— Я Любомила, мельничиха, — представилась она.
Я могла бы и догадаться. Подол длинной синей юбки припорошен
мукой, запах свежей сдобы просочился в дом. Женщина и сама походила
на каравай: пышная, румяная. У таких обычно красивый заливистый
смех.
— Помоги, ведьма, — всхлипнула Любомила.
— Чего надобно? — спросила я.
— Мужика, — выдохнула она и разом успокоилась, как будто самое
страшное было уже позади.
Я оглянулась на Юлю, которая навострила уши у меня за
спиной.
— Пятый год уже пошел, как муж мой помер. Надорвался. Ох и
горевала я, но как-то попривыкла со временем: и с хозяйством сама
справляюсь, и дочку замуж выдала, и мельница работает как прежде, а
то и лучше, пекарню открыла. Забот невпроворот…
— Тебе работников надо? — уточнила я на всякий случай.
— Экая ты непонятливая, — рассердилась Любомила. — Я ж говорю —
с работой и сама управляюсь, а вечером свет погашу — и так грустно
мне, так одиноко, хоть волком вой.
— Так мужиков в деревне — завались!
— Некогда мне шашни водить, — нахмурилась мельничиха. — Я и так
целый день верчусь, как волчок. Ты мне дай какую травку, чтоб я
мужику подсыпала, и он в меня влюбился без памяти, и сам за мной
ходил, как телок. А то у нас мужик в Запорах измельчал. Им только
намекнешь — шарахаются, как мыши от кота.
Она насупилась, подбоченилась. Грудь колыхнулась под оборчатой
блузой.
— А кто-то конкретный есть на примете? — выглянула Юля.
Тетка задумалась.
— Степан из Якимовых неплохой мужик, плешивый, зато танцует
хорошо. А еще Евсей, он старый уже, но на гармошке играет — ух!
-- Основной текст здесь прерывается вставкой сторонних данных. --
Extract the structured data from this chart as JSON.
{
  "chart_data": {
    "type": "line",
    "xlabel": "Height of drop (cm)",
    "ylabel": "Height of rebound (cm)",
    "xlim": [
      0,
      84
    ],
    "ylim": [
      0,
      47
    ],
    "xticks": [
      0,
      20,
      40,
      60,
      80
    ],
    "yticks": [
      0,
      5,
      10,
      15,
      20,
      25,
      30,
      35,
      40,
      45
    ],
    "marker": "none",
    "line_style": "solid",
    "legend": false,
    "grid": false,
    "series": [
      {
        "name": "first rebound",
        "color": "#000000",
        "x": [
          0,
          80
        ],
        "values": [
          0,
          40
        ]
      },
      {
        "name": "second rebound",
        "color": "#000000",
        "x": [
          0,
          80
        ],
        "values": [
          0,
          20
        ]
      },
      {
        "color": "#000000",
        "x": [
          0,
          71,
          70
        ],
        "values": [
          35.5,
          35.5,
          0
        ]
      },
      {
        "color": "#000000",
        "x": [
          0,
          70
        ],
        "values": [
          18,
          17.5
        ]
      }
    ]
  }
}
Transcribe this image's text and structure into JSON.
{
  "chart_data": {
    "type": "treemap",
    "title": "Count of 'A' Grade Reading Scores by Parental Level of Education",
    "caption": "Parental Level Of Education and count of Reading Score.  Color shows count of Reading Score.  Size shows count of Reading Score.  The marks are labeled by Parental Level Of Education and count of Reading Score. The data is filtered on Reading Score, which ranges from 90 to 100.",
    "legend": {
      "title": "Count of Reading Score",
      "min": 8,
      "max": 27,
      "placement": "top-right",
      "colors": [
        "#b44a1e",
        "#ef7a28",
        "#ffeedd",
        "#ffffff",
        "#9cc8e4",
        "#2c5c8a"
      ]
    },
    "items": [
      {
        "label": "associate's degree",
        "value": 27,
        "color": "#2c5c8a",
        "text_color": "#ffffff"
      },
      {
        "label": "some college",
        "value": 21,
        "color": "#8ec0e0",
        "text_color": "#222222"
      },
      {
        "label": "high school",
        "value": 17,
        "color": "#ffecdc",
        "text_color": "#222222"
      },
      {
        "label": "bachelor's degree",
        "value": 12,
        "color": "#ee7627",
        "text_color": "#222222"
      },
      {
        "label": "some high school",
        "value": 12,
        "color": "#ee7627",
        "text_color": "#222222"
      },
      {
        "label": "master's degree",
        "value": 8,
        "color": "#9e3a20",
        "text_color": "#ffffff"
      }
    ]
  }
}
Ноги сами в пляс идут. Или вот Афоня, скорняк, руки у него
красивые, как увижу, как шкуры гладит, так млею вся.
— Но?.. — снова встряла Юлька.
— Плюгавый, — вздохнула мельничиха, — вдвое меня меньше. Не
выбрала я еще, — подытожила она, — ты мне травку дай, а я потом
решу.
— Ишь, какая деловая! — возмутилась я.
— Да ты не подумай, ведьма, я ж отплачу! — закивала Любомила. —
Велислава десять сребреников относила Маргарите. Ух, дорого, но оно
того стоит — вон муж за ею увивается который год. Значит, надо с
мужиком определиться… Кого же выбрать? Афоню? А может, Гришу? Глаза
горят, как угли, но пьет, зараза…
Бормоча себе под нос, мельничиха пошла прочь со двора, в
задумчивости переступив через Брюса. А я закрыла дверь, переваривая
полученную информацию. Велислава, счастливая и обожаемая жена,
оказывается, приворожила своего мужа?